Combate à discriminação racial e as práticas institucionais negligentes

Estudo sobre a legislação de combate à discriminação racial em Portugal mostra haver práticas institucionais negligentes, que contribuíram para o arquivamento de 80% dos processos instaurados pela Comissão pela Igualdade e Contra a Discriminação Racial.

Combate à discriminação racial e as práticas institucionais negligentes
Combate à discriminação racial e as práticas institucionais negligentes. Investigadora Silvia Rodríguez Maeso. Foto: DR

Estudo do Centro de Estudos Sociais (CES) da Universidade de Coimbra (UC) revela que 80% dos processos instaurados pela Comissão pela Igualdade e Contra a Discriminação Racial (CICDR) nas áreas da educação, habitação/vizinhança e forças de segurança, entre 2006 e 2016, ao abrigo das leis 134/99 e 18/2004, foram arquivados.

O estudo liderado pela investigadora Silvia Rodríguez Maeso, “COMBAT – O combate ao racismo em Portugal: uma análise de políticas públicas e legislação antidiscriminação”, fez uma análise integrada inovadora das iniciativas políticas multinível para a integração e disposições legais antidiscriminação, e sua relação com uma diversidade de agentes sociais e políticos. O estudo envolveu investigadores de áreas, como a Sociologia Política, Sociologia da Educação, Sociologia do Direito e Antropologia.

Silvia Rodríguez Maeso, citada pela UC, referiu: “20 anos após a promulgação da lei que proíbe e sanciona a discriminação racial (Lei 134/99 de 28 de agosto) e 15 anos volvidos da transposição da Diretiva Europeia de Igualdade Racial 2000/43/CE (Lei 18/2004 de 11 de maio) para a ordem jurídica portuguesa, considera-se urgente a abertura de um debate público sobre a implementação e efetivação desta legislação. Como tal, o projeto COMBAT teve como um dos seus principais objetivos colmatar um vazio que persiste ao analisar o racismo em Portugal: o papel da legislação no combate à discriminação racial”.

Os investigadores analisaram os processos de contraordenação instaurados pela CICDR (ao abrigo das leis 134/99 e 18/2004), entre 2006 e 2016, e findos até 20 de fevereiro de 2020, em três áreas específicas: educação, habitação/vizinhança, e forças de segurança, num total de 106 processos. Segundo os dados oficiais publicados pela CICDR para o período entre setembro de 2005 e 2015, a análise abarcou 45% da totalidade de processos instaurados pela Comissão nesse período, indicou a UC.

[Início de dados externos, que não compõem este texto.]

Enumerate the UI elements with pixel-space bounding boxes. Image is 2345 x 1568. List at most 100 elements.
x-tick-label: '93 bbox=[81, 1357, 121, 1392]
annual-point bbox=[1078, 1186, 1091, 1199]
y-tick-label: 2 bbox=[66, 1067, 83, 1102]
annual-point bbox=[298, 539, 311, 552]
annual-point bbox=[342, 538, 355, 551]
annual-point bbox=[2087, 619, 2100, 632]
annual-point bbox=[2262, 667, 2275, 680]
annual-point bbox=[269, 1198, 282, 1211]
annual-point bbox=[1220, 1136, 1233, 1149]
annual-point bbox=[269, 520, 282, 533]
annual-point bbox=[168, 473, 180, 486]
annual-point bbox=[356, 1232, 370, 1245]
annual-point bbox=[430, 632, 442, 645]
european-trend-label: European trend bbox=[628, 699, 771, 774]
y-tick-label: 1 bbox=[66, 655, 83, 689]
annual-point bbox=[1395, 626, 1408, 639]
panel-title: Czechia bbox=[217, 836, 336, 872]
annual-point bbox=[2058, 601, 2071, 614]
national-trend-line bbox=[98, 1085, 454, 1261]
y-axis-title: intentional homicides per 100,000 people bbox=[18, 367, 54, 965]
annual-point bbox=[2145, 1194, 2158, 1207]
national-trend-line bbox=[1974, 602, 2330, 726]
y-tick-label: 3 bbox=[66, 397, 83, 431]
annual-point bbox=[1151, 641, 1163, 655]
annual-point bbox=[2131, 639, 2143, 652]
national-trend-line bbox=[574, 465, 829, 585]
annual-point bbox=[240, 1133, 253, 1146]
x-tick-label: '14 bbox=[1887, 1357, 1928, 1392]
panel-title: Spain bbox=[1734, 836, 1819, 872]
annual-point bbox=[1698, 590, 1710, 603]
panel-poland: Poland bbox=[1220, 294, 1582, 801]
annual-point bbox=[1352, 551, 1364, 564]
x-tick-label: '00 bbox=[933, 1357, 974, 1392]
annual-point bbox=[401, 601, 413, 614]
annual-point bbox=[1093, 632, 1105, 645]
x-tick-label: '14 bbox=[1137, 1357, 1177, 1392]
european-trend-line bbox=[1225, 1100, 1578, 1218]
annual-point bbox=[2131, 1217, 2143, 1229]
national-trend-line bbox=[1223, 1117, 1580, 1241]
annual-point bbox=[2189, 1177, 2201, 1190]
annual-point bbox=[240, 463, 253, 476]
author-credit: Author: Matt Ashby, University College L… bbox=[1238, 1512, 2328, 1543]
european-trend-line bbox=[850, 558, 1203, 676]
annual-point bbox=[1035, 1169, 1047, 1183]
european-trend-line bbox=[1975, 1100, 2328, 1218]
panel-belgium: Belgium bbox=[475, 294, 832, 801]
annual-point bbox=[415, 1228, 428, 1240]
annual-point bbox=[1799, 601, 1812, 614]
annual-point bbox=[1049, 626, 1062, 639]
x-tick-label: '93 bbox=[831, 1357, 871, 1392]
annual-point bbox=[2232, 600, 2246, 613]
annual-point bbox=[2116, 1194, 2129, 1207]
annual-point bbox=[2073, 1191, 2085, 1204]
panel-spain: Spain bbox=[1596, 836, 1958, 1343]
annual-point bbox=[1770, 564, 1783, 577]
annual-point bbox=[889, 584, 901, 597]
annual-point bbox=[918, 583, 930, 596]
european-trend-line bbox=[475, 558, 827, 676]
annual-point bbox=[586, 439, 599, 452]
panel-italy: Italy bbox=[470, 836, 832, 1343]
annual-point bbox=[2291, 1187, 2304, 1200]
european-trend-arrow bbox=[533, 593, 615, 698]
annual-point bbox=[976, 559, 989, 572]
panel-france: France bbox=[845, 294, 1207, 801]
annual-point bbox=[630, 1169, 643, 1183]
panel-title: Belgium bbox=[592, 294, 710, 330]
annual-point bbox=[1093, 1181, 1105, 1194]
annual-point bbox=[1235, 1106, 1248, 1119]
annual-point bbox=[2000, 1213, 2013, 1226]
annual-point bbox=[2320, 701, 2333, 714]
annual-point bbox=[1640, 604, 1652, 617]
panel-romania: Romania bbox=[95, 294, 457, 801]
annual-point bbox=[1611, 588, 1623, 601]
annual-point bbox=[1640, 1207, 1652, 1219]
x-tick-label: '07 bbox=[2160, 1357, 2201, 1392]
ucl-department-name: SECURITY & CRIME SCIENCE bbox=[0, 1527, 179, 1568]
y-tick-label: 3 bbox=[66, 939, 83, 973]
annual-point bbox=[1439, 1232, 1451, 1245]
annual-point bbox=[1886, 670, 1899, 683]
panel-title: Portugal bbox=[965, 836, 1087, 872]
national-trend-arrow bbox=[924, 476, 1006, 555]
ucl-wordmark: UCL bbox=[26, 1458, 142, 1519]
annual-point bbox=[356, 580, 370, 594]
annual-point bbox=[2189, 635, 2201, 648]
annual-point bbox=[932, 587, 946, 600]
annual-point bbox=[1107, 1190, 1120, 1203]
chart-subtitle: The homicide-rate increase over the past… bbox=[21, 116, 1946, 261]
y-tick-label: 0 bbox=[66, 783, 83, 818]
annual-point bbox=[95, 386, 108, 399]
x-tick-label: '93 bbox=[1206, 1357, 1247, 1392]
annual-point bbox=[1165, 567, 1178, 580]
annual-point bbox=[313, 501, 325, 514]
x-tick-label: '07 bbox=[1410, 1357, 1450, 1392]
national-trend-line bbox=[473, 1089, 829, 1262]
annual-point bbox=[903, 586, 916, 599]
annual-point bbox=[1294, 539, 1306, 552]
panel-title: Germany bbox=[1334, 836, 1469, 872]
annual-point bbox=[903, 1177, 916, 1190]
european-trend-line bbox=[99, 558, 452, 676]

A investigadora, que liderou o estudo, referiu que as conclusões mostram que “80% dos processos foram arquivados, sendo 22% por prescrição, mas este valor atinge os 47% relativamente aos processos arquivados por prescrição na área da habitação/vizinhança. 7,5% dos processos resultaram em condenação (considerando as condenações impugnadas e anuladas em tribunal, seriam 5,8% de processos que resultaram em condenação efetiva)”.

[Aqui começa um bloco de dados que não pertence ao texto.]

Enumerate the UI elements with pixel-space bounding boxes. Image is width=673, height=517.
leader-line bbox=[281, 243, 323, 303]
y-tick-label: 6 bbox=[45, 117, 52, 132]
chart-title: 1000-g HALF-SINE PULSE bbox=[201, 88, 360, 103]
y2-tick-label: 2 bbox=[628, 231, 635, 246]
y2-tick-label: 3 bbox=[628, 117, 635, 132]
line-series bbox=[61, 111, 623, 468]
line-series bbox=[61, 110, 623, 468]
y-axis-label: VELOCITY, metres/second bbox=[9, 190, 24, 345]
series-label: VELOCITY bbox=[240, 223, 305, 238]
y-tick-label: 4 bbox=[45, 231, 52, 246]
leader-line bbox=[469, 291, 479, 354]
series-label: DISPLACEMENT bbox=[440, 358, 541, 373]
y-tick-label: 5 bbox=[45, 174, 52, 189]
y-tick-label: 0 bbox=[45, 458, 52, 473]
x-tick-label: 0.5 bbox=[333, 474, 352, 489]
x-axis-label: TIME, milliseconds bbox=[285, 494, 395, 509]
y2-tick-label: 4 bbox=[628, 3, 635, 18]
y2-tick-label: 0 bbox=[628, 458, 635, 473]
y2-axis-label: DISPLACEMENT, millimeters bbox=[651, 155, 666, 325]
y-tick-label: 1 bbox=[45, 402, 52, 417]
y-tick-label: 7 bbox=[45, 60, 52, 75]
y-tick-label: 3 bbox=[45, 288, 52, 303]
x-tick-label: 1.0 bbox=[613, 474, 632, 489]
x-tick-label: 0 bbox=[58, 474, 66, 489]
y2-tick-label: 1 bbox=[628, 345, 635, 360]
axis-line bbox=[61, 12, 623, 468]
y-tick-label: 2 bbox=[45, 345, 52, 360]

A investigadora referiu que das queixas apresentadas, “34,6% das queixas referem a discriminação com base na origem étnico-racial afrodescendente/origem africana/negro; 17% com base na origem étnico-racial cigana; 44% com base na nacionalidade (principalmente, nacionalidade brasileira, ucraniana, romena e moldava)”.

A análise efetuada no âmbito do estudo tem revelado uma série de elementos que merecem atenção, como sejam: as “práticas institucionais negligentes, que se revelam no número elevado de arquivamento por prescrição (tanto no âmbito da CICDR como das inspeções competentes em cada área); a falta de resposta atempada e os conflitos negativos de competências indicam falhas sistemáticas no acesso à justiça e desproteção dos cidadãos perante os processos burocráticos; e a ausência de desenvolvimento de uma doutrina jurídica e jurisprudência no âmbito da discriminação racial”.

A investigadora, citada pela UC, que conclui que “uma desproteção do/a queixoso/a no processo de instrução, nomeadamente, na apreciação da prova produzida e no apuramento dos factos, sobretudo na área relativa à intervenção das forças de segurança. Por outro lado, identifica-se a persistência de um entendimento limitado por parte dos órgãos competentes do que constituiria “ódio racial” ou discriminação racial, que está presente também na forma como o racismo é traduzido na legislação”.

O estudo foi financiado pela Fundação para a Ciência e Tecnologia (FCT) através de fundos nacionais e pelo FEDER através do Programa Operacional Competitividade e Inovação COMPETE 2020, indicou a UC.